TGI (Text Generation Inference): Maintenance Mode

Hugging Face's TGI is now officially in maintenance mode. The team has moved contributions to vLLM and SGLang, which they recommend going forward. New deployments should not be built on TGI. Existing TGI deployments should plan migration to vLLM or SGLang.

Ollama: Local Development Only

Ollama is excellent for developer workstations and local testing — simple installation, automatic GGUF quantization, HTTP API. It is not designed for production multi-user serving with high throughput requirements. Use it for development, use vLLM/SGLang for production.
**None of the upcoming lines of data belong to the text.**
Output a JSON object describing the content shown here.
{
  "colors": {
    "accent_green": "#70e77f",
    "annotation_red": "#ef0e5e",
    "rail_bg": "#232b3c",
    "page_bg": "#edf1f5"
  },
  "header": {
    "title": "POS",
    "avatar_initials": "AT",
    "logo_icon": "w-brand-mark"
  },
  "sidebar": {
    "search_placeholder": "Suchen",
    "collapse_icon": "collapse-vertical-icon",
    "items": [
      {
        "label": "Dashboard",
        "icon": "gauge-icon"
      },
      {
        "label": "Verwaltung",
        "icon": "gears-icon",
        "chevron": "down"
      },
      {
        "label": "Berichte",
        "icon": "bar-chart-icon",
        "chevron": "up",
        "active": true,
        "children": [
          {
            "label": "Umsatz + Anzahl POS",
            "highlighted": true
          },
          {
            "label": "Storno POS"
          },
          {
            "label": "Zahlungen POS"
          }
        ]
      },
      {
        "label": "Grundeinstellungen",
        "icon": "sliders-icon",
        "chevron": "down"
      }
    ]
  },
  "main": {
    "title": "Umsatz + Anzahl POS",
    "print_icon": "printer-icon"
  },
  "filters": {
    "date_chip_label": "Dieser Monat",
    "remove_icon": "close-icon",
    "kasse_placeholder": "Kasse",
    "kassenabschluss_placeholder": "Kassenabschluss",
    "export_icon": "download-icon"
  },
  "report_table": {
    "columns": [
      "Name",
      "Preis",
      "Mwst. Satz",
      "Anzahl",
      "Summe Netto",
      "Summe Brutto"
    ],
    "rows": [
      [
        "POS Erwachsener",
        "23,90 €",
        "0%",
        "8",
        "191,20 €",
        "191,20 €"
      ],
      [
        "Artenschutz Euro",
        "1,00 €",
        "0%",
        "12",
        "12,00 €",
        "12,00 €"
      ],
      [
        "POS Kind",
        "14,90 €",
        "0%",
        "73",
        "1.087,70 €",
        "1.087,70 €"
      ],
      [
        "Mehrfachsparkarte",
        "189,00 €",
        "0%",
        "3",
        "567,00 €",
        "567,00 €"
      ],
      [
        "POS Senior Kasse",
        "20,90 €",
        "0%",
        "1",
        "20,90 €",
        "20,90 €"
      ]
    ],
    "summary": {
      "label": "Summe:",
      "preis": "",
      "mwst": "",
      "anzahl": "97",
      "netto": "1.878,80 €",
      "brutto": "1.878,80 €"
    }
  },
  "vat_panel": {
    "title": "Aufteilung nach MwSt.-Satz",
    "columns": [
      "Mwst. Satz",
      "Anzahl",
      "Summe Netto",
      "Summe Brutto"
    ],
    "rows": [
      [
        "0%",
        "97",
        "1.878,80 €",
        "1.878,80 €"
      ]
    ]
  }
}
Serving Framework Decision Tree

Is this for local development/testing?
  → Yes: Ollama

Is this for production serving?
  → Are you running DeepSeek models?
      → Yes: Consider SGLang (better MLA kernels)
  → Is structured output (JSON) a major workload?
      → Yes: SGLang (3x faster)
  → Is maximum throughput on H100 the priority?
      → Yes: vLLM (highest H100 throughput benchmark)
  → Default/uncertain:
      → vLLM (most community support, best documentation)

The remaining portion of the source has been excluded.